Wenn man die Diskussion verfolgt, geht es hauptsächlich um folgende Thesen, die immer wieder im Zusammenhang mit NAS Whiskys bemüht werden:

  • es fehlt jegliche Transparenz, wie alt der Whisky in der Flasche ist;
  • die Hersteller wollen doch nur jungen Whisky teuer verkaufen;
  • die Qualität der Abfüllungen wird immer schlechter.

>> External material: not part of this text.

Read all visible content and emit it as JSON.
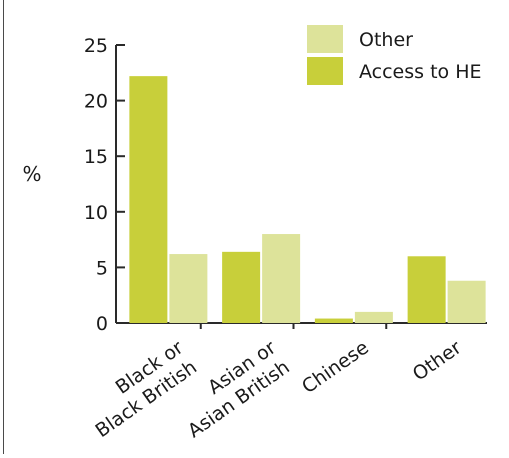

Aber ist das wirklich so? Dagegen könnten die Thesen auch wie folgt lauten:

  • auch mit einer Altersangabe gibt es keine vollständige Transparenz;
  • solange Nachfrage und Produktionsmenge sich nicht ändern, wird Whisky sowieso teurer;
  • es hat nie mehr Vielseitigkeit auf dem Markt gegeben als heute.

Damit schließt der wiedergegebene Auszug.